Continuous longitudinal Rabi spectroscopy on clock atoms transported in a moving optical lattice

Optical lattice clocks have achieved unprecedented accuracy and stability, yet their operation remains fundamentally constrained by dead time associated with sequential cooling, state preparation, and interrogation. Eliminating this dead time is essential for realizing continuous optical clocks with improved stability scaling. Here we present a new spectroscopy paradigm in which Rabi interrogation is performed on clock atoms transported in a moving optical lattice under continuous atomic flux. By exploiting longitudinal excitation of the magnetically induced ¹S₀-³P₀ clock transition of ⁸⁸Sr, spectroscopy is defined in space rather than in time while maintaining Lamb–Dicke confinement. A uniform bias magnetic field enables the clock transition and confines excitation to a selected region of the lattice, allowing precise control of the effective interrogation time. We demonstrate Rabi oscillations over a centimeter-scale interaction length with Fourier-limited linewidths at the hertz level.
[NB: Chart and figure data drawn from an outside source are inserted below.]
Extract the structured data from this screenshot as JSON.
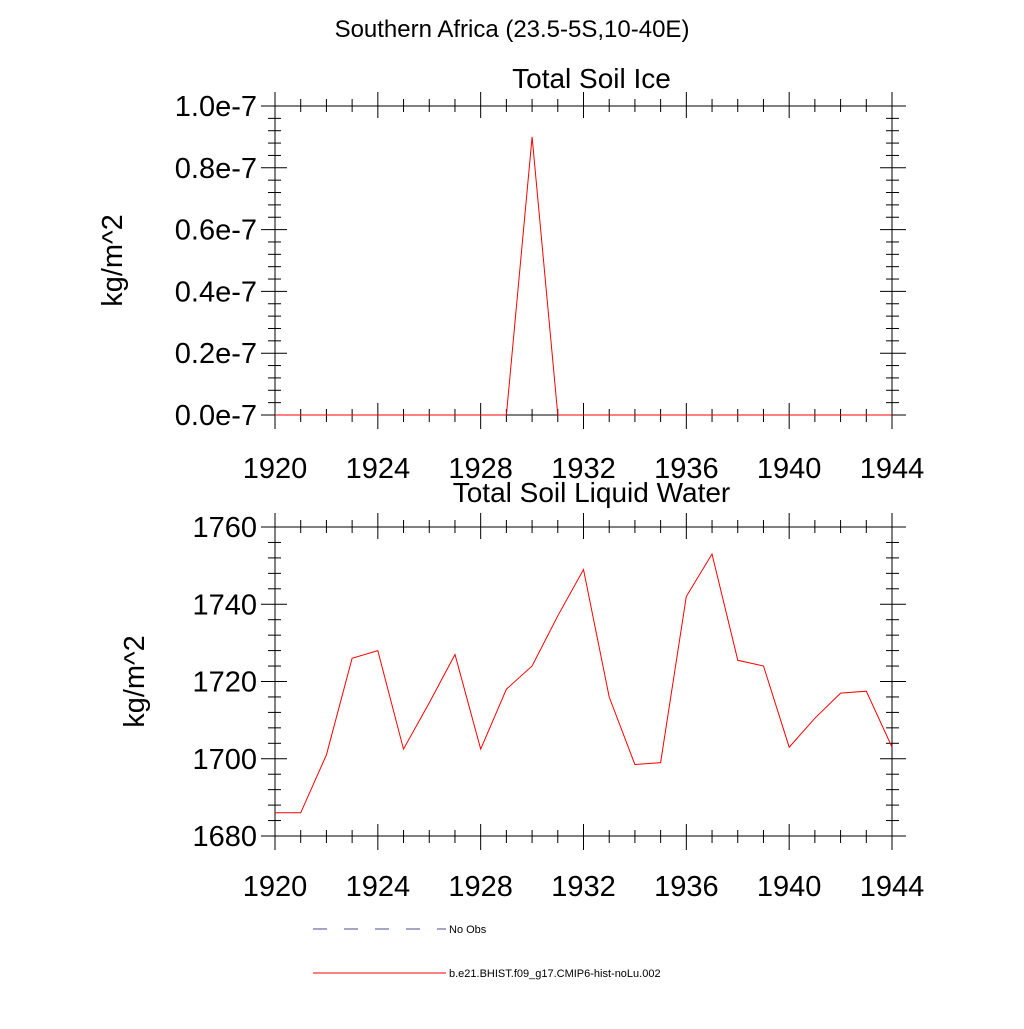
{
  "figure": {
    "suptitle": "Southern Africa (23.5-5S,10-40E)"
  },
  "chart_data": [
    {
      "type": "line",
      "title": "Total Soil Ice",
      "xlabel": "",
      "ylabel": "kg/m^2",
      "xlim": [
        1920,
        1944
      ],
      "ylim": [
        0.0,
        1e-07
      ],
      "x_ticks": [
        1920,
        1924,
        1928,
        1932,
        1936,
        1940,
        1944
      ],
      "x_tick_labels": [
        "1920",
        "1924",
        "1928",
        "1932",
        "1936",
        "1940",
        "1944"
      ],
      "y_ticks": [
        0.0,
        2e-08,
        4e-08,
        6e-08,
        8e-08,
        1e-07
      ],
      "y_tick_labels": [
        "0.0e-7",
        "0.2e-7",
        "0.4e-7",
        "0.6e-7",
        "0.8e-7",
        "1.0e-7"
      ],
      "grid": false,
      "series": [
        {
          "name": "b.e21.BHIST.f09_g17.CMIP6-hist-noLu.002",
          "color": "#ff0000",
          "x": [
            1920,
            1921,
            1922,
            1923,
            1924,
            1925,
            1926,
            1927,
            1928,
            1929,
            1930,
            1931,
            1932,
            1933,
            1934,
            1935,
            1936,
            1937,
            1938,
            1939,
            1940,
            1941,
            1942,
            1943,
            1944
          ],
          "values": [
            0,
            0,
            0,
            0,
            0,
            0,
            0,
            0,
            0,
            0,
            9e-08,
            0,
            0,
            0,
            0,
            0,
            0,
            0,
            0,
            0,
            0,
            0,
            0,
            0,
            0
          ]
        }
      ]
    },
    {
      "type": "line",
      "title": "Total Soil Liquid Water",
      "xlabel": "",
      "ylabel": "kg/m^2",
      "xlim": [
        1920,
        1944
      ],
      "ylim": [
        1680,
        1760
      ],
      "x_ticks": [
        1920,
        1924,
        1928,
        1932,
        1936,
        1940,
        1944
      ],
      "x_tick_labels": [
        "1920",
        "1924",
        "1928",
        "1932",
        "1936",
        "1940",
        "1944"
      ],
      "y_ticks": [
        1680,
        1700,
        1720,
        1740,
        1760
      ],
      "y_tick_labels": [
        "1680",
        "1700",
        "1720",
        "1740",
        "1760"
      ],
      "grid": false,
      "series": [
        {
          "name": "b.e21.BHIST.f09_g17.CMIP6-hist-noLu.002",
          "color": "#ff0000",
          "x": [
            1920,
            1921,
            1922,
            1923,
            1924,
            1925,
            1926,
            1927,
            1928,
            1929,
            1930,
            1931,
            1932,
            1933,
            1934,
            1935,
            1936,
            1937,
            1938,
            1939,
            1940,
            1941,
            1942,
            1943,
            1944
          ],
          "values": [
            1686,
            1686,
            1701,
            1726,
            1728,
            1702.5,
            1714.5,
            1727,
            1702.5,
            1718,
            1724,
            1737,
            1749,
            1716,
            1698.5,
            1699,
            1742,
            1753,
            1725.5,
            1724,
            1703,
            1710.5,
            1717,
            1717.5,
            1703
          ]
        }
      ]
    }
  ],
  "legend": {
    "placement": "bottom-center",
    "entries": [
      {
        "label": "No Obs",
        "color": "#4b4b8c",
        "style": "dashed"
      },
      {
        "label": "b.e21.BHIST.f09_g17.CMIP6-hist-noLu.002",
        "color": "#ff0000",
        "style": "solid"
      }
    ]
  }
}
This method removes the conventional distinction between preparation and interrogation and establishes a direct route toward continuous optical clock operation with 1/τ stability scaling, while opening new opportunities for high-resolution spectroscopy of moving quantum systems and continuous precision measurements. We will also discuss ongoing efforts in our group toward zero-dead-time optical clock operation and its implications for long-baseline clock comparisons.